Das Glück der Erde….
… liegt auf dem Rücken der Pferde. So behauptete es das Sprichwort. Das mag für den Menschen zutreffen, zumindest für so manchen, jedoch nicht für das Pferd selbst. Denn gleichzeitig hört man immer wieder, dass Pferde nicht zum Reiten gemacht sind.
Zu diesem Blog komme ich aus eigener Neugierde. Ich habe viele Pferde verschiedener Rassen und mit sehr verschiedenem Körperbau unter den Händen. Je nach „Bauart“ kann ich oftmals schon vor der ersten Berührung oder dem ersten Gespräch mit dem Besitzer erkennen, wo die Probleme liegen. Und diese liegen oftmals daran, dass Pferde nicht zum Reiten gemacht sind – ursprünglich. Schließlich wurden die meisten Pferde für die Erleichterung der Feldarbeit oder als Zugtier eingesetzt und erst in den letzten Jahrhunderten für sportliche Ereignisse gezüchtet. Die Prägung des Knochenbaus der Pferde durch die davor liegenden 5000 Zuchtjahre lässt sich einfach nicht so schnell (gesund) verändern.
Folglich sehe ich viele Pferde, die keine Reit- sondern eher Zugpferde wären, die schwere Schultern und eine nach hinten austretende Hinterhand haben. Natürlich kann ich jedes Pferd zu einem Reitpferd trainieren, einem klassischen Kaltblut wird dies jedoch erheblich schwerer fallen als einem Hannoveraner.
Das Training zum Reitpferd findet immer im Rahmen der körperlichen Möglichkeiten des Pferdes statt. Die Anatomie der Hüfte eines Zugtieres* wird das untertreten der Hinterhand unter den Schwerpunkt niemals so zulassen, wie es bei den modernen Rassen inzwischen möglich ist.
Einen weiteren Gesichtspunkt möchte ich noch hinzufügen: Ich habe mich mit demKörperbau von Tieren beschäftigt, welche – wie das Pferd – lange Strecken grasend zurücklegen. Folgende Aspekte waren bei meiner Auswahl wichtig: Die Tiere legen weite Strecken mit dem Kopf am Boden zurück; sie verbringen die meiste Zeit am Tag mit grasen; die Hauptnahrung ist Gras, also am Boden wachsendes Grünzeug; Büsche und Bäume gehören nicht zum üblichen Nahrungsspektrum. Somit fallen z. Bsp. Esel oder Rotwild aus der Vergleichsgruppe.
Hier fiel mir nun auf, dass diese Tiere eine schwere Schulter, eine der Horizontalen angenäherte Hüftstellung und eine Hinterhand haben, welche nach hinten austritt. Zufall?
Wenn ich mir Jungpferde, alte Pferde oder untrainierte Weidepferde ansehe beobachte ich auch wieder diese Merkmale – unabhängig von der Rasse.
Kann es also sein, dass unsere Jahrtausende währende Pferdezucht die körperlichen Grundbedürfnisse des Pferdes nicht von Weidetier auf Reittier umzustellen vermochte?
Nun noch ein paar Überlegungen in die andere Richtung: Welche Voraussetzungen muss ein Pferd mitbringen, damit es ein Reittier ist?

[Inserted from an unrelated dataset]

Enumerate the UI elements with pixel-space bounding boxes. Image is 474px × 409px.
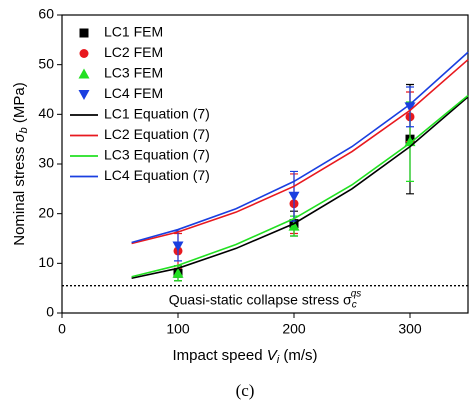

Vom Kopf angefangen gibt es eine ganze Reihe an Punkten, welche als „Reitpferdepoints“bezeichnet werden. Ich werde hier nur die (aus physiotherapeutischer Sicht) wichtigsten drei aufzählen:
– Lange schräge Schulter und Oberarm
– Breiter, tendenziell lieber hoher (als tiefer) Halsansatz
– Lange Kruppe, die schräg abfällt
Mit diesen Voraussetzungen ist ein Pferd in der Lage von hinten gut unter den Schwerpunkt zu treten und in der Schulter leicht zu werden um das Gewicht vermehrt auf die Hinterhand zu setzen. Nur so kann es „sich tragen“, wie wir Menschen uns das vorstellen und nur so, kann es auch einen Menschen tragen ohne davon Schaden zu nehmen.
Aus all diesen Gedanken bin ich zu folgendem Schluss gekommen: Wir reiten die falschen Tiere.
Eigentlich wären Giraffen die idealen Reittiere…
*Hier gibt es zwei Typen: Eine der Horizontalen angenäherte Hüfte oder eine sehr steil gestellte Hüfte, beide mit eher offenen Hüft- und Kniegelenken. Beide Typen ermöglichen auf ihre Art und Weise eine gute Kraftübertragung schräg nach hinten auf den Boden, wobei die flacher gestellte Hüfte weniger Verschleißanfällig ist.